Gießener Wissenschaftlern ist ein entscheidender Durchbruch in der Adipositas-Forschung gelungen. Sie identifizierten in ihrer neuen Studie in der Fachzeitschrift „PloS One“ Neprilysin als Schlüsselenzym bei der Ausbildung von Fettleibigkeit – zumindest bei Mäusen.
Adipositas oder Fettleibigkeit ist eine Gesundheitsstörung, die durch eine Vielzahl von Faktoren ausgelöst wird. Neben zu hoher Kalorienaufnahme spielen auch genetische Komponenten eine wichtige Rolle. Adipöse Menschen haben ein stark erhöhtes Risiko an schwerwiegenden Begleiterkrankungen zu erkranken, wie Bluhochdruck, Diabetes mellitus, Herzinfarkt oder Schlaganfall. In den letzten Jahrzehnten haben Übergewicht und Fettleibigkeit weltweit so stark zugenommen, dass die Weltgesundheitsorganisation (WHO) von einer Pandemie spricht.
Intensive Suche nach Wirkstoffen
Da die Umstellung von Ess- und Bewegungsverhalten stark von der Motivation und der Persönlichkeitsstruktur des Betroffenen abhängen, wird weltweit intensiv nach Wirkstoffen zur Behandlung der Adipositas gesucht. Trotz immenser Forschungsbemühungen gibt es aber immer noch keine entsprechende Dauermedikation. Um die Entwicklung von Therapieoptionen für die langfristige Behandlung der Adipositas voranzutreiben, müssen die zugrundeliegenden genetischen und biochemischen Grundlagen, die zur Entwicklung der Fettleibigkeit beitragen, besser verstanden werden.
Erhöhte Nahrungsaufnahme
Das Forscherteam um Professor Dr. Thomas Walther von der Universität Gießen konnte nun in Zusammenarbeit mit Dr. Wolf Siems vom Leibniz-Institut für Molekulare Pharmakologie (FMP) in Berlin-Buch zeigen, dass das Enzym Neprilysin – auch Neutrale Endopeptidase oder NEP genannt – eine herausragende Rolle in der Regulation der Nahrungsaufnahme und Fetteinlagerung spielt.

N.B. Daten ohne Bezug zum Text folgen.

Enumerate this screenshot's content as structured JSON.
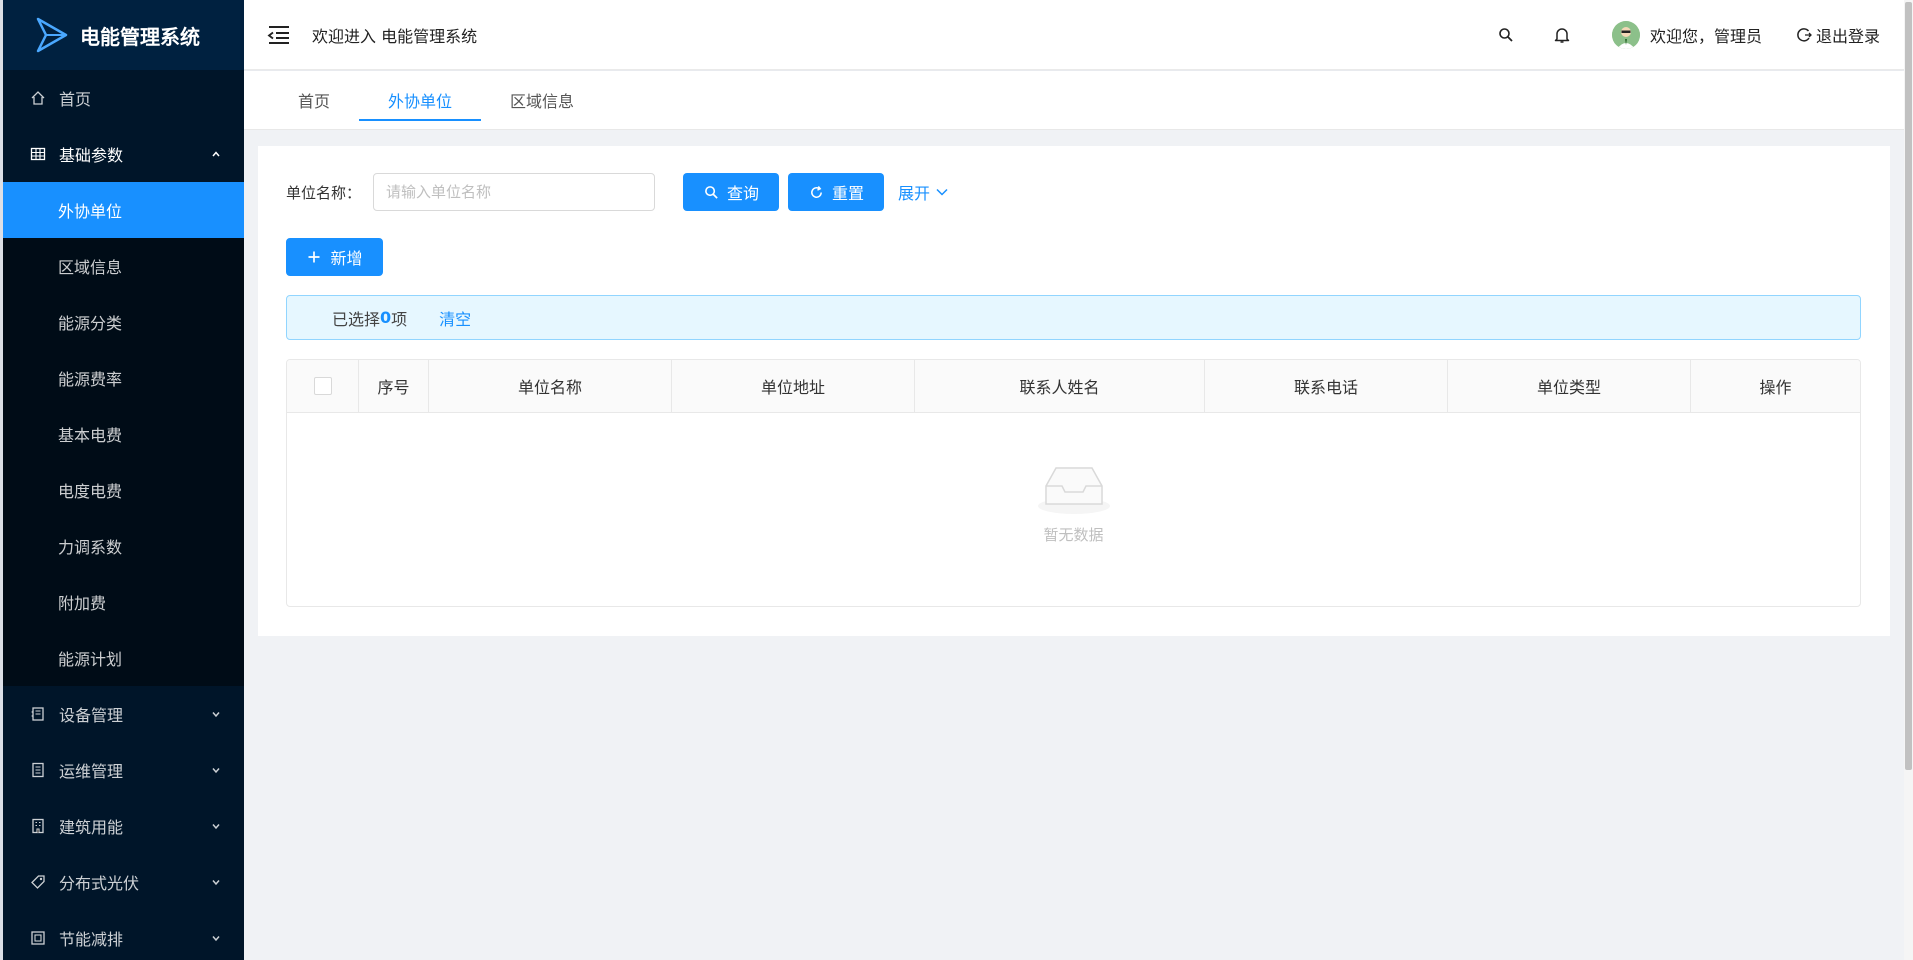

Die beteiligten Forscher beobachteten bei Mäusen, denen die NEP komplett fehlt, eine erhöhte Nahrungsaufnahme und einen exzessiven Anstieg des Körpergewichtes in Folge von massiven Fetteinlagerungen. Diese adipösen Mäuse zeigen genau wie viele fettleibige Menschen Störungen im Fett- und Zuckerwechsel und eine stark verschlechterte Glukosetoleranz.

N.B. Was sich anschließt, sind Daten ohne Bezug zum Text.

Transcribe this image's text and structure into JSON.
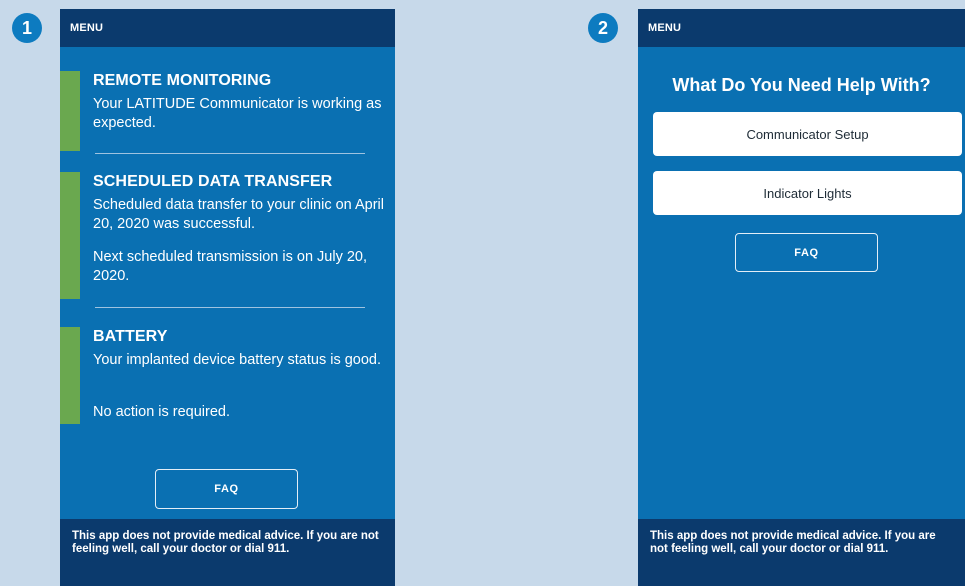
{
  "badges": {
    "left": "1",
    "right": "2"
  },
  "left_screen": {
    "menu": "MENU",
    "sections": [
      {
        "heading": "REMOTE MONITORING",
        "lines": [
          "Your LATITUDE Communicator is working as expected."
        ]
      },
      {
        "heading": "SCHEDULED DATA TRANSFER",
        "lines": [
          "Scheduled data transfer to your clinic on April 20, 2020 was successful.",
          "Next scheduled transmission is on July 20, 2020."
        ]
      },
      {
        "heading": "BATTERY",
        "lines": [
          "Your implanted device battery status is good.",
          "No action is required."
        ]
      }
    ],
    "faq": "FAQ",
    "footer": "This app does not provide medical advice. If you are not feeling well, call your doctor or dial 911."
  },
  "right_screen": {
    "menu": "MENU",
    "title": "What Do You Need Help With?",
    "buttons": [
      "Communicator Setup",
      "Indicator Lights"
    ],
    "faq": "FAQ",
    "footer": "This app does not provide medical advice. If you are not feeling well, call your doctor or dial 911."
  },
  "colors": {
    "screen_bg": "#0a70b2",
    "header_bg": "#0b3a6d",
    "status_ok": "#6aa84f",
    "page_bg": "#c7d9ea"
  }
}
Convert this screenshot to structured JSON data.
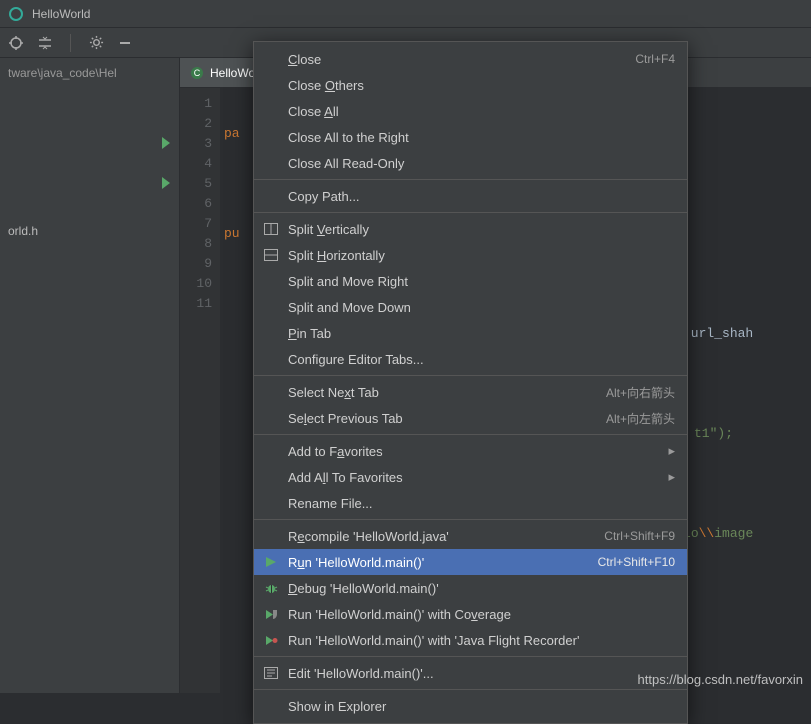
{
  "window": {
    "title": "HelloWorld"
  },
  "sidebar": {
    "path": "tware\\java_code\\Hel",
    "tree_item": "orld.h"
  },
  "tabs": [
    {
      "label": "HelloWorl…",
      "active": true
    },
    {
      "label": "…",
      "active": false
    }
  ],
  "gutter": {
    "lines": [
      "1",
      "2",
      "3",
      "4",
      "5",
      "6",
      "7",
      "8",
      "9",
      "10",
      "11"
    ],
    "run_markers": [
      3,
      5
    ]
  },
  "code": {
    "line1": "pa",
    "line3": "pu",
    "line5_tail": "tring url_shah",
    "line7_str": "t1",
    "line7_tail": "\");",
    "line8_tail": ";",
    "line9_esc1": "\\\\",
    "line9_mid": "hello",
    "line9_esc2": "\\\\",
    "line9_tail": "image",
    "line10_brace": "}"
  },
  "context_menu": {
    "groups": [
      [
        {
          "label1": "C",
          "label2": "lose",
          "shortcut": "Ctrl+F4"
        },
        {
          "label_pre": "Close ",
          "label_mn": "O",
          "label_post": "thers"
        },
        {
          "label_pre": "Close ",
          "label_mn": "A",
          "label_post": "ll"
        },
        {
          "label": "Close All to the Right"
        },
        {
          "label": "Close All Read-Only"
        }
      ],
      [
        {
          "label": "Copy Path..."
        }
      ],
      [
        {
          "label_pre": "Split ",
          "label_mn": "V",
          "label_post": "ertically",
          "icon": "split-v"
        },
        {
          "label_pre": "Split ",
          "label_mn": "H",
          "label_post": "orizontally",
          "icon": "split-h"
        },
        {
          "label": "Split and Move Right"
        },
        {
          "label": "Split and Move Down"
        },
        {
          "label_mn": "P",
          "label_post": "in Tab"
        },
        {
          "label": "Configure Editor Tabs..."
        }
      ],
      [
        {
          "label_pre": "Select Ne",
          "label_mn": "x",
          "label_post": "t Tab",
          "shortcut": "Alt+向右箭头"
        },
        {
          "label_pre": "Se",
          "label_mn": "l",
          "label_post": "ect Previous Tab",
          "shortcut": "Alt+向左箭头"
        }
      ],
      [
        {
          "label_pre": "Add to F",
          "label_mn": "a",
          "label_post": "vorites",
          "submenu": true
        },
        {
          "label_pre": "Add A",
          "label_mn": "l",
          "label_post": "l To Favorites",
          "submenu": true
        },
        {
          "label": "Rename File..."
        }
      ],
      [
        {
          "label_pre": "R",
          "label_mn": "e",
          "label_post": "compile 'HelloWorld.java'",
          "shortcut": "Ctrl+Shift+F9"
        },
        {
          "label_pre": "R",
          "label_mn": "u",
          "label_post": "n 'HelloWorld.main()'",
          "shortcut": "Ctrl+Shift+F10",
          "icon": "run",
          "highlight": true
        },
        {
          "label_mn": "D",
          "label_post": "ebug 'HelloWorld.main()'",
          "icon": "debug"
        },
        {
          "label_pre": "Run 'HelloWorld.main()' with Co",
          "label_mn": "v",
          "label_post": "erage",
          "icon": "coverage"
        },
        {
          "label": "Run 'HelloWorld.main()' with 'Java Flight Recorder'",
          "icon": "flight"
        }
      ],
      [
        {
          "label": "Edit 'HelloWorld.main()'...",
          "icon": "edit-run"
        }
      ],
      [
        {
          "label": "Show in Explorer"
        }
      ]
    ]
  },
  "watermark": "https://blog.csdn.net/favorxin"
}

Anstieg der Körperfettmenge
Sowohl die Stoffwechselstörungen als auch der Anstieg im Körpergewicht konnten den Wissenschaftlern zufolge auch in normalen Labormäusen beobachtet werden, denen der synthetische NEP-Hemmer Candoxatril ins Trinkwasser gegeben wurde. In einem Krankheitsmodell, der Kachexie, bei dem nicht die Gewichtsreduktion, sondern der verlangsamte Gewichtsverlust das Ziel der Behandlung ist, konnte die Gabe von Candoxatril den rapiden und oft tödlichen Gewichtsverlust verzögern.
Da Candoxatril nicht die Blut-Hirn-Schranke passieren und somit nur in der Peripherie wirken kann, scheint die periphere NEP und nicht die im zentralen Nervensystem (Gehirn) vorhandene entscheidend für diese Prozesse zu sein, so die Forscher. Sie schließen aus diesen Ergebnissen, dass die genetische und pharmakologische Inaktivierung der NEP zu einem Anstieg der Körperfettmenge führt.

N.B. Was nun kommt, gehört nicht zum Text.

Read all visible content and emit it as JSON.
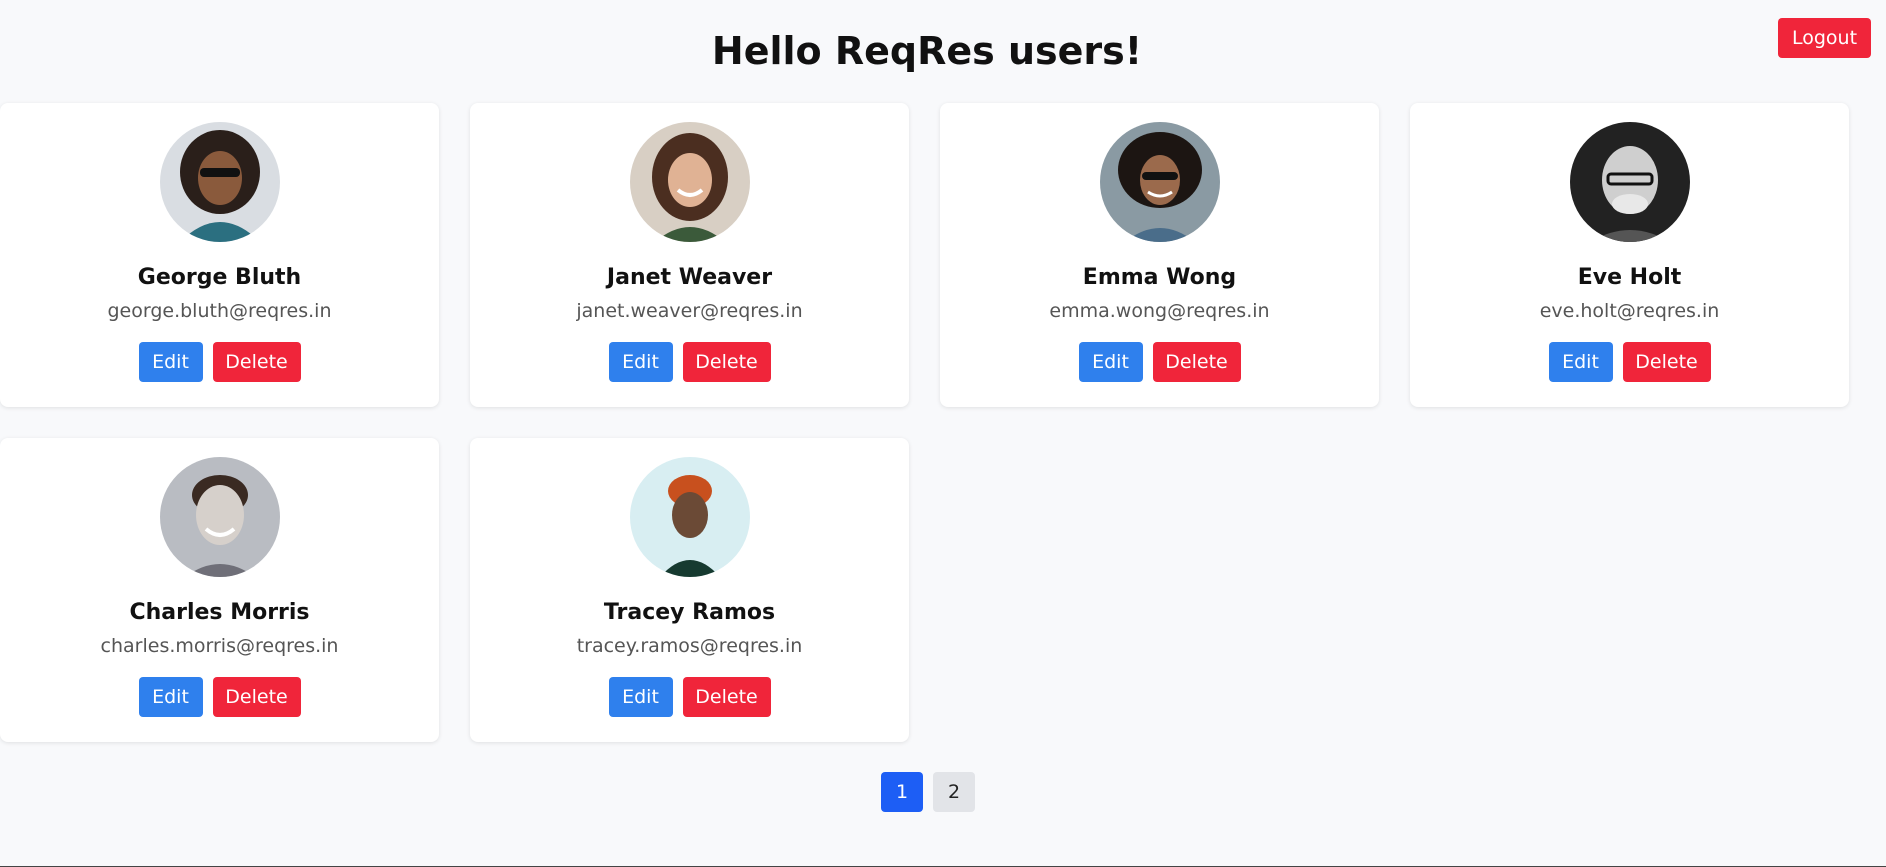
{
  "header": {
    "title": "Hello ReqRes users!",
    "logout_label": "Logout"
  },
  "users": [
    {
      "name": "George Bluth",
      "email": "george.bluth@reqres.in",
      "edit_label": "Edit",
      "delete_label": "Delete"
    },
    {
      "name": "Janet Weaver",
      "email": "janet.weaver@reqres.in",
      "edit_label": "Edit",
      "delete_label": "Delete"
    },
    {
      "name": "Emma Wong",
      "email": "emma.wong@reqres.in",
      "edit_label": "Edit",
      "delete_label": "Delete"
    },
    {
      "name": "Eve Holt",
      "email": "eve.holt@reqres.in",
      "edit_label": "Edit",
      "delete_label": "Delete"
    },
    {
      "name": "Charles Morris",
      "email": "charles.morris@reqres.in",
      "edit_label": "Edit",
      "delete_label": "Delete"
    },
    {
      "name": "Tracey Ramos",
      "email": "tracey.ramos@reqres.in",
      "edit_label": "Edit",
      "delete_label": "Delete"
    }
  ],
  "pagination": {
    "pages": [
      "1",
      "2"
    ],
    "current": "1"
  },
  "colors": {
    "primary": "#2f80ed",
    "danger": "#f0253a",
    "active_page": "#1d5ef5",
    "background": "#f8f9fb"
  }
}
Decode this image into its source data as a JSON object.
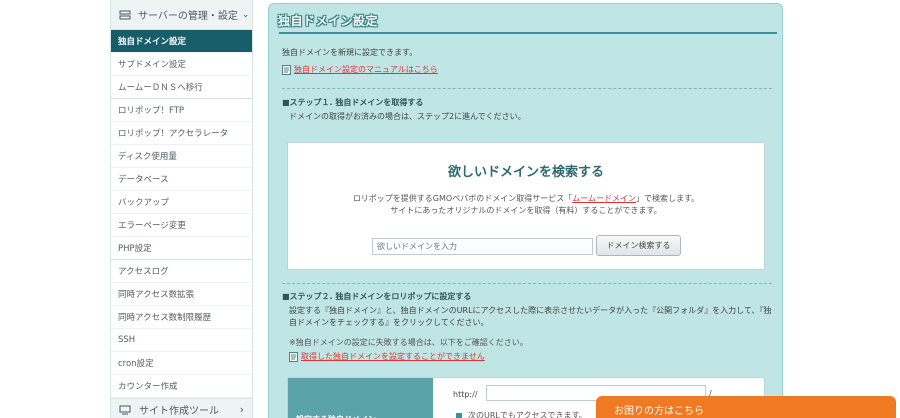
{
  "sidebar": {
    "header_label": "サーバーの管理・設定",
    "header_icon": "server-icon",
    "items": [
      {
        "label": "独自ドメイン設定",
        "active": true
      },
      {
        "label": "サブドメイン設定"
      },
      {
        "label": "ムームーＤＮＳへ移行"
      },
      {
        "label": "ロリポップ！FTP"
      },
      {
        "label": "ロリポップ！アクセラレータ"
      },
      {
        "label": "ディスク使用量"
      },
      {
        "label": "データベース"
      },
      {
        "label": "バックアップ"
      },
      {
        "label": "エラーページ変更"
      },
      {
        "label": "PHP設定"
      },
      {
        "label": "アクセスログ"
      },
      {
        "label": "同時アクセス数拡張"
      },
      {
        "label": "同時アクセス数制限履歴"
      },
      {
        "label": "SSH"
      },
      {
        "label": "cron設定"
      },
      {
        "label": "カウンター作成"
      }
    ],
    "footer_label": "サイト作成ツール",
    "footer_icon": "monitor-icon"
  },
  "main": {
    "title": "独自ドメイン設定",
    "intro": "独自ドメインを新規に設定できます。",
    "manual_link": "独自ドメイン設定のマニュアルはこちら",
    "step1": {
      "title": "■ステップ１. 独自ドメインを取得する",
      "desc": "ドメインの取得がお済みの場合は、ステップ2に進んでください。"
    },
    "search": {
      "title": "欲しいドメインを検索する",
      "desc_pre": "ロリポップを提供するGMOペパボのドメイン取得サービス「",
      "desc_link": "ムームードメイン",
      "desc_post": "」で検索します。",
      "desc_line2": "サイトにあったオリジナルのドメインを取得（有料）することができます。",
      "placeholder": "欲しいドメインを入力",
      "button": "ドメイン検索する"
    },
    "step2": {
      "title": "■ステップ２. 独自ドメインをロリポップに設定する",
      "desc": "設定する『独自ドメイン』と、独自ドメインのURLにアクセスした際に表示させたいデータが入った『公開フォルダ』を入力して、『独自ドメインをチェックする』をクリックしてください。",
      "note": "※独自ドメインの設定に失敗する場合は、以下をご確認ください。",
      "fail_link": "取得した独自ドメインを設定することができません"
    },
    "form": {
      "row_label": "設定する独自ドメイン",
      "http_prefix": "http://",
      "slash": "/",
      "url_note": "次のURLでもアクセスできます。"
    }
  },
  "help_button": "お困りの方はこちら",
  "colors": {
    "panel_bg": "#bfe5e4",
    "active_item": "#185d6a",
    "link": "#e0343a",
    "help": "#f07a22"
  }
}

Ziel: langfristige Reduktion des Körpergewichts
Das von Walther beschriebene Adipositasmodell ist ein neuartiger Ansatzpunkt zur Untersuchung der molekularen Mechanismen, die zur Entstehung und zum Voranschreiten der Adipositas beitragen. Darüber hinaus eignet es sich auch zur Entwicklung neuer Diagnose- und Therapieansätze für die Fettleibigkeit. Dementsprechend wollen die Forscher in einem nächsten Schritt Wege identifizieren, wie man pharmakologisch die NEP-Aktivität erhöhen kann, um damit eine langfristige Reduktion des Körpergewichtes zu erreichen.